Erven Léon, maire de Perros-Guirec en Bretagne, abonde dans le même sens. Sa commune est situé sur le sentier des douaniers, fréquenté par quelques 900000 randonneurs par an. Durant l’été sa population passe de 7000 à 40 000 habitants. "Nous sommes un peu compressés, reconnaît le maire. Le sentier a été rouvert. Mais nous avons travaillé pour tenter de valoriser l’arrière-pays et d’autres axes de randonnées". L’élu espère que la peur sanitaire changera un peu les pratiques. "Les Français ont sans doute encore un peu peur des lieux où les gens se concentrent. Peut-être vont'ils rechercher à l'avenir des lieux plus reculés, plus paisibles ? Les Français vont-ils peut-être privilégier les grands espaces peu fréquentés ? Ce temps de confinement nous a fait changer notre rapport au temps et à la solitude », espère le maire de Perros-Guirrec.
Hubert Vendille croit surtout en une conscience écologique plus affirmée et la crise sanitaire va sans doute renforcer cette tendance selon ce professionnel du secteur. "Les gîtes se sont fortement développés. On veut privilégier un tourisme qui a du sens, plus responsable et qui a un impact positif sur les territoires qui sont près de chez soi. Par exemple, on estime que dans la région Bourgogne-Franche-Comté, un peu plus de 25% des restaurants vont faire faillite durant cette année. Faire du tourisme de proximité, c’est sans doute le meilleur moyen de sauver ces emplois", estime Hubert Vendille.
La Mayenne ne fera pas autant rêver qu'une excursion exotique.
Philippe Violier, géographe
L'année 2020, boom du tourisme de proximité ? Pour l'instant, nous ne disposons d'aucun retour et d'aucun chiffre sur les réservations effectuées pour l'été.

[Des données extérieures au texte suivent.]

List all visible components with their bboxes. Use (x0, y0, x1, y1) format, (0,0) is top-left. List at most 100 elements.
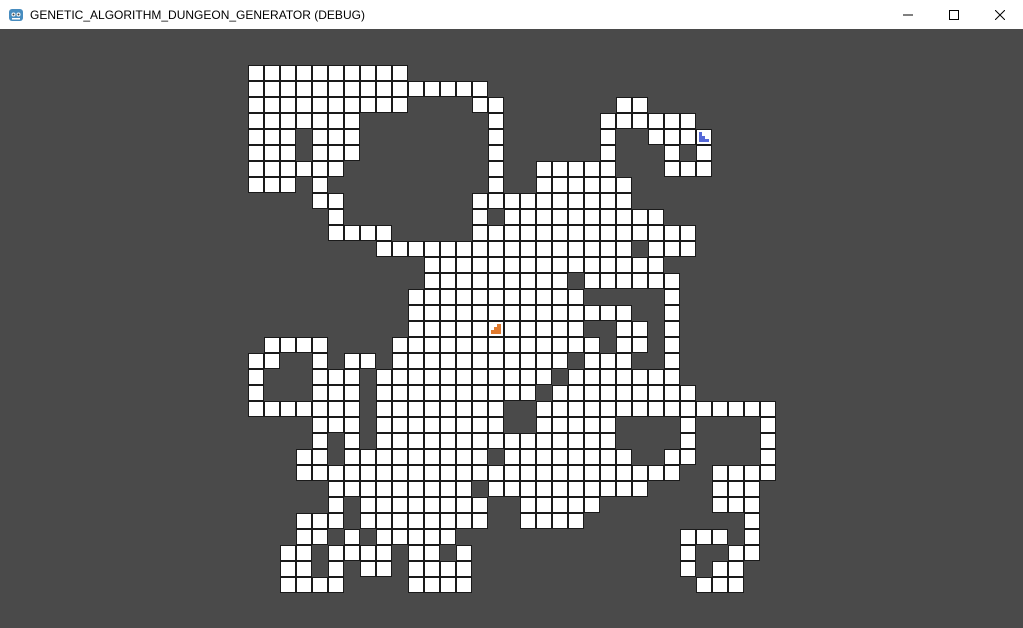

Une fois la pandémie jugulée, le géographe Philippe Violier, spécialiste des questions de tourisme, craint surtout une reprise des anciennes habitudes. « C’est vrai, ces dernières années on a constaté en Europe une prise de conscience des dérives du tourisme de masse notamment dans les pays scandinaves. Une partie de la population boude les compagnies à bas coûts qui proposent des week-ends dans différentes villes du continent à des prix très faibles. Mais cette tendance reste minoritaire. Maintenant, les vacances ne se résument pas à ce qu’elles sont. Elles constituent aussi un rite social, un affichage social. Je vois mal les Français et les Européens qui en ont les moyens renoncer à des voyages longs dans le monde », estime le géographe. La Mayenne ne fera pas autant rêver qu'une excursion exotique", conclut Philippe Violier.